Paul Robeson was consistently the smartest person in any room he inhabited. When his nation recalled his citizenship he made a powerful case for the benefits of socialism. He may be remembered today as a black history month milestone in the sanitized march of America's progress, but at the time his sanity was questioned. What could be wrong with that brilliant, ostracized, stifled black genius that a little hope wouldn't cure?
And do not even get me started on the women who are not only crazy for questioning the white man's hope but who are crazy by function of their biological penchant for hysterics. The relatively privileged Mary Church Terrell had an education few blacks of any gender had at the time. But she had to fight first her father's dismay at her wasting her lady breeding to pursue formal education. She went on to do just that, making friends with powerful white women in the suffrage movement only to have them warn her to not make her speeches too "harsh". Harsh isn't hopeful.
And hope is integral to the greater project of white paternalism and black intellectual products. To be recognized, rewarded, disseminated, or sustainable black intellectualism must perpetuate the fervent epistemology of American progress. This epistemological frame is so rigid, so deeply rooted in the psyche of the majority culture that it turns good thinkers into circular logic jerks. It must be defended at all costs to reason or argument even when reasonable arguments are offered up in compliance with the rules set forth by the epistemology! I give you exhibit B.

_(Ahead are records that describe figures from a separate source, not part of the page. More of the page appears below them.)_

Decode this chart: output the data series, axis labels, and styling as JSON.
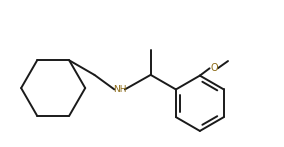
{
  "bg_color": "#ffffff",
  "line_color": "#1a1a1a",
  "nh_color": "#8b6914",
  "o_color": "#8b6914",
  "fig_width": 2.84,
  "fig_height": 1.47,
  "dpi": 100,
  "lw": 1.4
}
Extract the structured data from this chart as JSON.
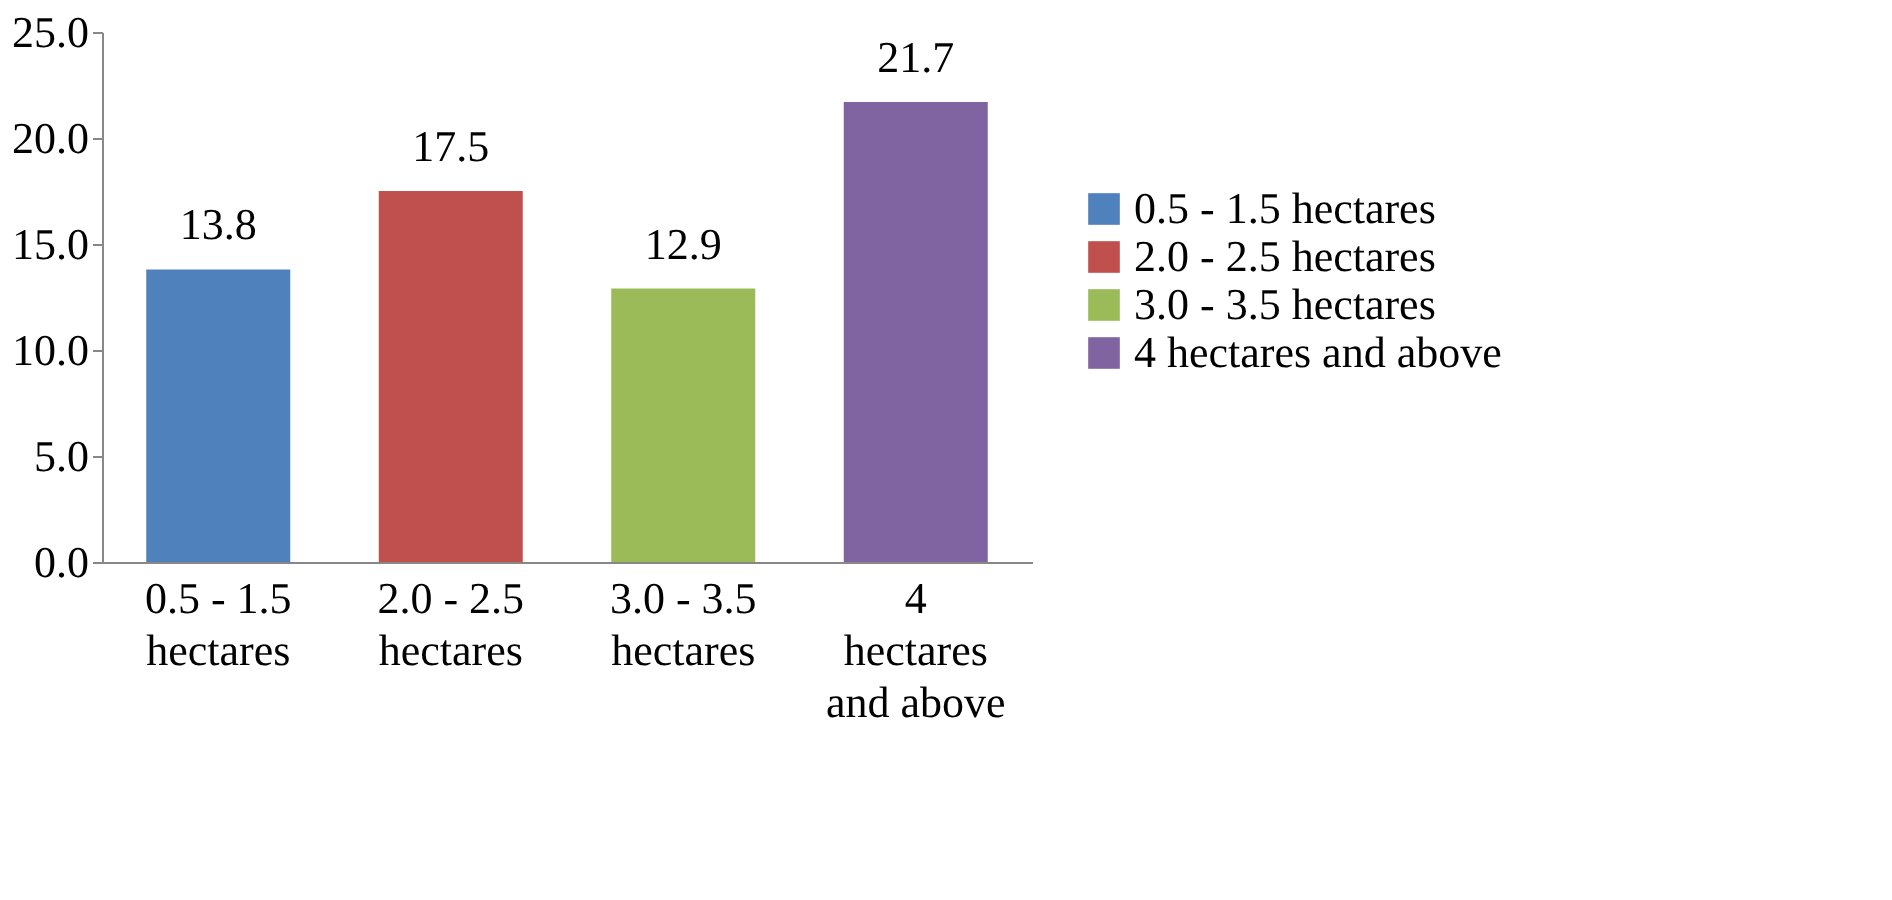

I think I could go on and on about the arsenal of hope wielded against black thinkers, writers, and artists and people in the public domain. Chait's final analysis is that Coates ignores evidence of progress in his myopic rejection of hope. Chait offers no theoretical link between evidence of progress as incompatible with Coates' larger argument about the structural similarities of liberal and conservative arguments about blacks, culture and poverty. The mere suggestion that Coates has lost his moral center - his dark hope - is offered as sufficient evidence that the larger argument isn't worthy of engaging. That is a fight to be had by hopeful black people, as determined by the solicitors of hopelessness.
It's a proper sonning, complete with sports metaphors that reduce it all to (as someone on twitter pointedly said) a game of "whose…um, intellect is bigger".
The whole thing is one big nasty piece of cornbread.